The smart thing to do is work with your real estate agent to price your home. A home that’s in good condition and priced fairly could end up with multiple offers within just a week or two of being listed. What happens next is pretty interesting. The seller’s agent will go back to the bidders and ask for a highest and best. The pool of buyers now have the opportunity to put in their highest offer and the seller will choose the best of the best. In a case like that it’s not uncommon for a home to end up selling for more than the asking price, sometimes as much as $20,000 over asking. But that’s okay, because it’s the buyer’s choice to go higher, or not. The buyer always determines what a house is worth based on what they are willing to pay.
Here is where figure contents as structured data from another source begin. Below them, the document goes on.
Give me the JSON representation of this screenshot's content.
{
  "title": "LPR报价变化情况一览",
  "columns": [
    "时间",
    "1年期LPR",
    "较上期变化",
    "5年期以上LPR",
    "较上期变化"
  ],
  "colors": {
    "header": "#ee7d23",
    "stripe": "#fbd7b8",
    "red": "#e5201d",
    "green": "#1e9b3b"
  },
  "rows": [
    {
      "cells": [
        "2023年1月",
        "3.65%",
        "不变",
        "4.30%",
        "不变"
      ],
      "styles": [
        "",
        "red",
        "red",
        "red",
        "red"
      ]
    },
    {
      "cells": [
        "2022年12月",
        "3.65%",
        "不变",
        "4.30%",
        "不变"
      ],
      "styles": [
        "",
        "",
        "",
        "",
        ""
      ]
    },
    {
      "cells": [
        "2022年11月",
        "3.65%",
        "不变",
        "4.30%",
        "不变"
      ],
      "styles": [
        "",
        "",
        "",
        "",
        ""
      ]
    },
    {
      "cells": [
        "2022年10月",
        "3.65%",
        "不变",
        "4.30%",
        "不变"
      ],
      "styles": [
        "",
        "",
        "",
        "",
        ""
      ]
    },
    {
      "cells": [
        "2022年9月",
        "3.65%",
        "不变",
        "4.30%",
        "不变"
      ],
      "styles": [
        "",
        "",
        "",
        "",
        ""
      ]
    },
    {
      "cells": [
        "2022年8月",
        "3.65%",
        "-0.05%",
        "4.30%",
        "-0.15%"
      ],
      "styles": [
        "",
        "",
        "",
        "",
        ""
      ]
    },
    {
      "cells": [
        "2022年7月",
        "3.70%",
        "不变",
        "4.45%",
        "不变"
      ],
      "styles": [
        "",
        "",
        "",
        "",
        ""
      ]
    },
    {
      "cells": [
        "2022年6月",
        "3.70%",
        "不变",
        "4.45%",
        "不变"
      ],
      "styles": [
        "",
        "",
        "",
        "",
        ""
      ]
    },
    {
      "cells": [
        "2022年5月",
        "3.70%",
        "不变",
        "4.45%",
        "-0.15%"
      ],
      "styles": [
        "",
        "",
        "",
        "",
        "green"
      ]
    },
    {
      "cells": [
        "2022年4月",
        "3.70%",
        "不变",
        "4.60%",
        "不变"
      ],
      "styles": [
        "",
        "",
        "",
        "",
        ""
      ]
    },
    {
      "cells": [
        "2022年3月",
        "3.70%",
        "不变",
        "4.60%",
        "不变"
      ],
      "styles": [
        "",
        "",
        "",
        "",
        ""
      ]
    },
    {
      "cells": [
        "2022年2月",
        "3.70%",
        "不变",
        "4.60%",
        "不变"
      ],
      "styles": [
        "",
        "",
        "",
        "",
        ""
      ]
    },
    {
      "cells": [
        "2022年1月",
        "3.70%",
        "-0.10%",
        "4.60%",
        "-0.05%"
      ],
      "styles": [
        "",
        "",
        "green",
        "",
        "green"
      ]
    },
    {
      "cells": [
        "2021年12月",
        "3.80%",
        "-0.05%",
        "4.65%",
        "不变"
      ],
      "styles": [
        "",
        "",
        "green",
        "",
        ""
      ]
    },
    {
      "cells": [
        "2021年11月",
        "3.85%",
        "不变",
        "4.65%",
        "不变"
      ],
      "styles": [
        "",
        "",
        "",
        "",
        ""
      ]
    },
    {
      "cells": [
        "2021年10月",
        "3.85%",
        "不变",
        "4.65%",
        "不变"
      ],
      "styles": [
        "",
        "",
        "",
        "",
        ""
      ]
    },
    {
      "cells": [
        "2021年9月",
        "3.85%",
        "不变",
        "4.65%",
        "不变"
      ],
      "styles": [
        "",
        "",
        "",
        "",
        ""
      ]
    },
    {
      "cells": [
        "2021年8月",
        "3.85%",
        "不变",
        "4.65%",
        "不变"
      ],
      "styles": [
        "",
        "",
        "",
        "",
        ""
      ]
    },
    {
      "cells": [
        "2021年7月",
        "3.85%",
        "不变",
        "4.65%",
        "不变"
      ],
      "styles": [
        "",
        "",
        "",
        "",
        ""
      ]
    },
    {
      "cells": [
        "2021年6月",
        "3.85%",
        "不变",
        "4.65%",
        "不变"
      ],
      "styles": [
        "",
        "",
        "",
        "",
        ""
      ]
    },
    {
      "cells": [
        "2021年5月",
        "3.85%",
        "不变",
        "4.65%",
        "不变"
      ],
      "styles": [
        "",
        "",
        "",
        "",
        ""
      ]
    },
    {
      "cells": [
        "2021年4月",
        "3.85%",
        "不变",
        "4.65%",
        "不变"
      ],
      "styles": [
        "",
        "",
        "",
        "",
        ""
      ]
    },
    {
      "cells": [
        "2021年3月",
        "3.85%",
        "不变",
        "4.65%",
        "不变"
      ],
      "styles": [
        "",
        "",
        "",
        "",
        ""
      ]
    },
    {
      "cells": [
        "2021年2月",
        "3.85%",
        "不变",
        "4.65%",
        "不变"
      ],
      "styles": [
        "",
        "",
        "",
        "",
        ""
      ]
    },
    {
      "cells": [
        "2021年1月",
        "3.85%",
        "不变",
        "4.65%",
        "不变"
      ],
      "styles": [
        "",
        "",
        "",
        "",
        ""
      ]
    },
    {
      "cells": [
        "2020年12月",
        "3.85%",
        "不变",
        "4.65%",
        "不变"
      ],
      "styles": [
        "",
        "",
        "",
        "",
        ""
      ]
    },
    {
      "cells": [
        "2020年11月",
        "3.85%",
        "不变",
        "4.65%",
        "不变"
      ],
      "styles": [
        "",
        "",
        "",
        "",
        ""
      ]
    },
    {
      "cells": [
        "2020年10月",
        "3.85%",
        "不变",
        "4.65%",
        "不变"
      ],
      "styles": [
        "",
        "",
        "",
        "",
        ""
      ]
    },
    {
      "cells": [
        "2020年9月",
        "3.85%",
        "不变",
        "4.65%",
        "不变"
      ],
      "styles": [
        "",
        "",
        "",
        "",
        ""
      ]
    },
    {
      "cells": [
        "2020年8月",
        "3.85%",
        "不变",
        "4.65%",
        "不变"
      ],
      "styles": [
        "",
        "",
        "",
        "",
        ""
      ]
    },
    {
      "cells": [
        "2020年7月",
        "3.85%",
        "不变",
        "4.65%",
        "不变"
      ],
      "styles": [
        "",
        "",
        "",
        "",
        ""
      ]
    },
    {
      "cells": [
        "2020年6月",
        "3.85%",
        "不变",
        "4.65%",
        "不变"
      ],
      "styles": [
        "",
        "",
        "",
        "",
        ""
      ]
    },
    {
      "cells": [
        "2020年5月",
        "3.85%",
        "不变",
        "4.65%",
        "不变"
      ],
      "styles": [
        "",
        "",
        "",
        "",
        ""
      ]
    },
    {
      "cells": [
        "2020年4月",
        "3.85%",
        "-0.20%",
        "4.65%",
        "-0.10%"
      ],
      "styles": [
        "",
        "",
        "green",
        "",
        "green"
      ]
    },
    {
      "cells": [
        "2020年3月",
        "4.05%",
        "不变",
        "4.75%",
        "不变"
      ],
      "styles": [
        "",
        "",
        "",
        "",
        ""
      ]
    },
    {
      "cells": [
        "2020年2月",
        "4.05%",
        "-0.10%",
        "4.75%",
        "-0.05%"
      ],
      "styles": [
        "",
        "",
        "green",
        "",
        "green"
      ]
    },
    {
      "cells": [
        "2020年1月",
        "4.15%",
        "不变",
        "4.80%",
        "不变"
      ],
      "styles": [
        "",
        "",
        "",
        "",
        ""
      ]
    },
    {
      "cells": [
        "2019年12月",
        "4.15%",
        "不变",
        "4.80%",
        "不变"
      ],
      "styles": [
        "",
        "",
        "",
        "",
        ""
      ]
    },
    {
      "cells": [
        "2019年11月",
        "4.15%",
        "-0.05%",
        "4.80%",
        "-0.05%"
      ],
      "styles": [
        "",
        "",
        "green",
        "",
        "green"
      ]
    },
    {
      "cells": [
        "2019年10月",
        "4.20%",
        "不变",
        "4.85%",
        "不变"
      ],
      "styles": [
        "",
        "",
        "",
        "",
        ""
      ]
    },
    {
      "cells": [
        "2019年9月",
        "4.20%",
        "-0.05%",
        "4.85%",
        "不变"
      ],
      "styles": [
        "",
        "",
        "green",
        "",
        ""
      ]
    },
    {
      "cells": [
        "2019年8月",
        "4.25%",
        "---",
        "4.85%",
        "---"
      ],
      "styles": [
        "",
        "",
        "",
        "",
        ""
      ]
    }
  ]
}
If you’re thinking about selling your home and want to know what the fair market value is, ask me to make you a CMA, (comparative market analysis). You can even ask more than one agent if you like. The suggested price from both agents should be within $10,000 in either direction. Another option is to have what is called a ‘Restricted Appraisal’. This type of appraisal is designed to guide homeowners and real estate agents on where to price a new listing, it’s less detailed and more cost effective. It can also give some assurance that your accepted offer will fall within the guidelines of a banks formal appraisal. For more information on restricted appraisals contact Cheryl at Premium Appraisal Services: firstname.lastname@example.org.
The true edge a seller has in today’s market, if priced right, is selling their home fast and maybe even for more than they asked for.